Im no expert but it seems legit to me, it looks awsome, the pontil, the embossing, the lip, if its a repro its a good one in my opinion. Like i said im no expert, im anxious to see what others have to say. Cool bottle either way.


----------



## UncleBruce (Oct 7, 2020)

Hamco said:


> Hello all, found this little guy in the goodwill today - looks similar to the small hand flasks of the mid 1800's.  Usually finds like this are too good to be true.  Any thoughts are appreciated!


That looks like the real deal to me.  *BEAUTIFUL!!*  Probably has very significant value.  Don't collect flasks so I have no info on the pattern, but I would keep it if it were me.  Thanks for sharing.


----------



## Hamco (Oct 7, 2020)

Thanks for the reply! Yes its a cutie and going up next to some of my younger whiskies and poisons.


----------



## hemihampton (Oct 7, 2020)

I don't think it's legite, But I'm no expert. all the air bubbles inside neck pic might make it look legite but the pontil don't look legite to me, But, Like I said i'm no expert. Just my ameture opinion. LEON.


----------



## martyfoley (Oct 7, 2020)

I agree with Leon.  Pontil doesn't look right and there's no wear on it for a bottle that old.  Nice repro in my opinion.  Just an amateurs guess.


----------



## sandchip (Oct 8, 2020)

I'm gonna guess, 1920s?  Not a repro, because as far as I know, that design wasn't produced in the first place, at least not in the US.  An early adaptation or fantasy piece perhaps?  Design components like the grapes were used on a couple of early American flasks and the raging lion looks like something you might see on bottles from across the pond, but less frequently stateside.  It's a good looking, well made and designed piece.  The solid rod pontil looks like something more likely seen on something either foreign or contempary domestic.  The clarity of the glass would also make me lean toward it being made in the 20th century.  In short, I dunno.  Just my thoughts on how it hits me.


----------



## saratogadriver (Oct 8, 2020)

I believe it's real but not a US product.   European I think.

Jim G


----------



## nhpharm (Oct 8, 2020)

I believe it is real and likely Scandinavian (Swedish).  I suspect 1880's.  Not quite the value of the American historicals, but there is a market for them.


----------



## coreya (Oct 8, 2020)

fantasy item looks like 70's era.
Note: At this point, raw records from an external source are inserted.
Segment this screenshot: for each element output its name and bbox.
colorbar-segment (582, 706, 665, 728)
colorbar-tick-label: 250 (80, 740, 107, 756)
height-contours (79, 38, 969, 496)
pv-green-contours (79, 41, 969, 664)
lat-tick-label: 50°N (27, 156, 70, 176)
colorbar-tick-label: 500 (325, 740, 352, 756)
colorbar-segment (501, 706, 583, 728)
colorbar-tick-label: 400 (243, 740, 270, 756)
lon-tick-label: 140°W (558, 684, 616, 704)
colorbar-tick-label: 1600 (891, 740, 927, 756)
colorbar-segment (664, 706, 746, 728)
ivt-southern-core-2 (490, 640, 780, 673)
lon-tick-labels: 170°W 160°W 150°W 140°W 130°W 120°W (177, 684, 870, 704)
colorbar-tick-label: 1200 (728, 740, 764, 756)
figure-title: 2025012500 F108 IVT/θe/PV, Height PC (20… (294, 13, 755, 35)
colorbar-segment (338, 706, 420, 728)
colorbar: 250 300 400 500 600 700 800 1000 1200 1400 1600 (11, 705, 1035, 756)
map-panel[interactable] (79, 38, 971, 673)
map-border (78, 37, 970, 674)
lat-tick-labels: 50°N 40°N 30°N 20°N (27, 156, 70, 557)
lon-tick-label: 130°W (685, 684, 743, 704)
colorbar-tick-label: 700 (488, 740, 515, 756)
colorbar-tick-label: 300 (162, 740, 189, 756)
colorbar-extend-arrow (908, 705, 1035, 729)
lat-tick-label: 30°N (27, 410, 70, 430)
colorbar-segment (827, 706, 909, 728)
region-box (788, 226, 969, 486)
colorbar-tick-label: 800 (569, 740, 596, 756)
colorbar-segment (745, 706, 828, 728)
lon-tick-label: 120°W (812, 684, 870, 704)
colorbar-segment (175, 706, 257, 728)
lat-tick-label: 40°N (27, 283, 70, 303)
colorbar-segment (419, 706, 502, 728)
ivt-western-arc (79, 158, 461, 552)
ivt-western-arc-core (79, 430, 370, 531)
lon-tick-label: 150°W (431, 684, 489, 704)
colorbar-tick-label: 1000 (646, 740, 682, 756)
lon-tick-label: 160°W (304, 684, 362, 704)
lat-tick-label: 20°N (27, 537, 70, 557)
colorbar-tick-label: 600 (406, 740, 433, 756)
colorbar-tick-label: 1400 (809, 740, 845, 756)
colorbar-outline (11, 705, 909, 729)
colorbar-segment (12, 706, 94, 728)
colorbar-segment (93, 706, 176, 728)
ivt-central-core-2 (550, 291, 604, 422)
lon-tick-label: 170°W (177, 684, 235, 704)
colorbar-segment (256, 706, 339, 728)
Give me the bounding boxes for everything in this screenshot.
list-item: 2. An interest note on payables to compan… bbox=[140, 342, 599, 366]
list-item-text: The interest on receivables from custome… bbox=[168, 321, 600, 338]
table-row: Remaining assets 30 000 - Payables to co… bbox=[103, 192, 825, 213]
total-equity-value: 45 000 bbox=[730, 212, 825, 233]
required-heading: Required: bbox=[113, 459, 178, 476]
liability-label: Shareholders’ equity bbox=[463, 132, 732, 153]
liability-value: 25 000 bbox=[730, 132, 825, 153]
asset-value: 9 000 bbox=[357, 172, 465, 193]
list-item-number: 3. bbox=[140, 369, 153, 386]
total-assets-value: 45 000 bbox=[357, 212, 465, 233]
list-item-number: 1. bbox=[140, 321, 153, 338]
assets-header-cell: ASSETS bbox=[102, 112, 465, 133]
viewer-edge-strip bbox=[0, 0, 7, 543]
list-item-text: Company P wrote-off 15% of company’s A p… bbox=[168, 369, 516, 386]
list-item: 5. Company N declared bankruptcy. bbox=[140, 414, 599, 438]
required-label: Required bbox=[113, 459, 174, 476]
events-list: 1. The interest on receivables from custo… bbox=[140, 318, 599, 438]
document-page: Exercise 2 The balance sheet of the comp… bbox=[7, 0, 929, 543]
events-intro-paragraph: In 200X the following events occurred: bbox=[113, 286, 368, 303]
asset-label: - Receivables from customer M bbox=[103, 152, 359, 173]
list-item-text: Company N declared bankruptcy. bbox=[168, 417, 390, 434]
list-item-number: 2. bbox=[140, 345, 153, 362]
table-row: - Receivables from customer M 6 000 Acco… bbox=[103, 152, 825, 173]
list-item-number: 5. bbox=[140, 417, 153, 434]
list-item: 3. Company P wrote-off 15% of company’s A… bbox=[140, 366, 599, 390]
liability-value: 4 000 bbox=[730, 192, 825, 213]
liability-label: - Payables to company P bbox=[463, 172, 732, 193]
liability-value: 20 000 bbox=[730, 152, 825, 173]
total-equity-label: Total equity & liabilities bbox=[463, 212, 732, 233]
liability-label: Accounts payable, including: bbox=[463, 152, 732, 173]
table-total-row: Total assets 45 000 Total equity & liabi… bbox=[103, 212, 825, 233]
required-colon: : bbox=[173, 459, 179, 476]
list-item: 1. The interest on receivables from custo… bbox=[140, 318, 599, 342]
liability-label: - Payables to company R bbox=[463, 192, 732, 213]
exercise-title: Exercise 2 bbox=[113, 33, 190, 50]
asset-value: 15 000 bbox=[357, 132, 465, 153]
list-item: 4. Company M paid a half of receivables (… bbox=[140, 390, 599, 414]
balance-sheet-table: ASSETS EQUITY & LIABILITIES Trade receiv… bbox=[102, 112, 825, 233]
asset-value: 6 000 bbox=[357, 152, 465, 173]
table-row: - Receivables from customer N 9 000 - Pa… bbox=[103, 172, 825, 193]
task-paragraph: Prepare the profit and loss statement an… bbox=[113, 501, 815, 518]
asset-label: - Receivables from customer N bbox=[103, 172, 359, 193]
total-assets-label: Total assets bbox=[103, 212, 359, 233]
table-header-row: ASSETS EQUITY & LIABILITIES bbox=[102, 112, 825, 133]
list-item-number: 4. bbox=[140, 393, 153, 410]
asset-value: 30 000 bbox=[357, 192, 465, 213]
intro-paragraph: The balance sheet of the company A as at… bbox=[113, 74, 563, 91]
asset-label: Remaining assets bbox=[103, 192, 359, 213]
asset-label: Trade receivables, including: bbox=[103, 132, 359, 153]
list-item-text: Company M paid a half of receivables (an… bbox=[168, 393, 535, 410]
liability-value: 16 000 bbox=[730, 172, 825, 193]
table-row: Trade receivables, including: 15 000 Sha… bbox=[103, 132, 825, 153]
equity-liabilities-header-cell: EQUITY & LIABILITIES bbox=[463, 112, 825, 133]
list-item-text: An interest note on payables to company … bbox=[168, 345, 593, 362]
Just my opinion


----------



## sandchip (Oct 8, 2020)

nhpharm said:


> I believe it is real and likely Scandinavian (Swedish).  I suspect 1880's.  Not quite the value of the American historicals, but there is a market for them.



So far, you seem to be hitting closest.  Not that an ebay listing is the gospel, but it sure reinforces your opinion.  Same basic design, completely different mold detail.  Don't know what that would suggest, different period or just a different maker.  The ebay example also has what looks like an open pontil.









						c1860 Swedish Pint Pitkin Historical Flask Pontiled Crowned Lion & Grapes blown   | eBay
					

A fabulous pint sized clear or slightly smoky glass Swedish historical flask with overall pitkin style ribbing and a bunch of grapes to obverse and crowned lion rampant on a crowned shield to reverse.



					www.ebay.com


----------



## Hamco (Oct 10, 2020)

I sent pics to Bill Lindsey at the historic bottle site and he indicates it is real but Norwegian or Scandinavian made - Lion holding an axe is the country symbol of Norway.  he says it dates from the 1840's to 1880's.


----------



## saratogadriver (Oct 12, 2020)

Don't know about country of origin but I've always believed that these were continental as well.

Jim G





nhpharm said:


> I believe it is real and likely Scandinavian (Swedish).  I suspect 1880's.  Not quite the value of the American historicals, but there is a market for them.


----------



## Palani (Oct 15, 2020)

Have no clue but good looking flask nice find.


----------